Fertilization should be based on a proper diagnosis of the plant nutritional status. Without, there is always the risk of under fertilization causing economic losses by not exploiting the yield potential of the site and its crop. On the opposite, over fertilization not only hampers fertilizer economy through inefficient nutrient rates, but also causes serious environmental impacts on neighboring ecosystems. There are four basic diagnostic methods each of which has its advantages and disadvantages: ceteris paribus fertilizer trials are complicated and time consuming delivering results far too late for fertilization planning. Visual assessment is fast but requires experts eyes and works only for a few nutrients and only when severe nutrient deficiency occurs. Plant analysis is accurate, however, bound to well defined growth stages, but shows only the actual stage of supply with little information about available reserves in the soil or growth media and is also too late with its results for practical fertilization. Last but not least: analyzing the soil can be independent of crop development, well in advance to contribute for the fertilizer design for the actual crop and offers insight into the reserves in the substrate. However, its value for fertilization planning is strongly depending on the quality of the calibration of the results. Of all essential plant nutrients phosphorus is the one for which the most and intensive research work on assessing soils has been conducted in the past. This chapter introduces the basic conceptions of soil analysis for plant available P, provides an overview on available methods and discusses their advantages and disadvantages.
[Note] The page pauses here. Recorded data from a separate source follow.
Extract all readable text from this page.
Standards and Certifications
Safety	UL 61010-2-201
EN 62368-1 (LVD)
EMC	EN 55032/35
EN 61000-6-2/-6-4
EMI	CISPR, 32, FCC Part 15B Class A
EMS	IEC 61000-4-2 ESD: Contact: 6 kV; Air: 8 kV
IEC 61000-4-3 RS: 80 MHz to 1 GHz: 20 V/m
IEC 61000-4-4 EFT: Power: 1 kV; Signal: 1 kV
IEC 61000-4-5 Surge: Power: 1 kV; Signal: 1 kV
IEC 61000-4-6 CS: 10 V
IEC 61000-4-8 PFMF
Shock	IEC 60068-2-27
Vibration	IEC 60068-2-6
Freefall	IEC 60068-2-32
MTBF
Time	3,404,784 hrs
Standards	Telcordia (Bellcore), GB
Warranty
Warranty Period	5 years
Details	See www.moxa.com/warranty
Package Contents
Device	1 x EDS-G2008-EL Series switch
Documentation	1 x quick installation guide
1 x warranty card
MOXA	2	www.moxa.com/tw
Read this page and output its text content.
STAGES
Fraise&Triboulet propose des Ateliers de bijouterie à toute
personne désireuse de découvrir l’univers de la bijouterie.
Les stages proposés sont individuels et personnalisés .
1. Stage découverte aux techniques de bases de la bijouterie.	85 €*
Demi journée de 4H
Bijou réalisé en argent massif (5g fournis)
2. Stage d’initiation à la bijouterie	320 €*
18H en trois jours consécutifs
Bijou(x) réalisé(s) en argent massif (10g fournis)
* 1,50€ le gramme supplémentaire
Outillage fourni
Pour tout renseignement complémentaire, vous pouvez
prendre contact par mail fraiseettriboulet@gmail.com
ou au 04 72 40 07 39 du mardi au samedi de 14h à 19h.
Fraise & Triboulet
Trace Element Contaminants and Radioactivity from Phosphate Fertiliser

A risk ranking model was developed to provide a systematic evaluation of the range and quantity of 28 elemental contaminants applied to land in New Zealand and applied to mineral P fertilisers. The methodology is transparent, flexible and robust and allows contamination issues to be ranked according to their real or potential impact. The quantitative ranking model is based on the relative importance of each element in relation to accumulation in soil, transfer to water or uptake by plants, toxicity to soil organisms, plants and people, and the contribution of any radioactive isotopes. The highest risk score for potential environmental significance of P fertiliser borne trace element contaminants was found for uranium, followed (in decreasing order) by cadmium, mercury, boron, fluoride, selenium, arsenic, silver and rare earth elements. The lowest score (rank 28) was attributed to strontium.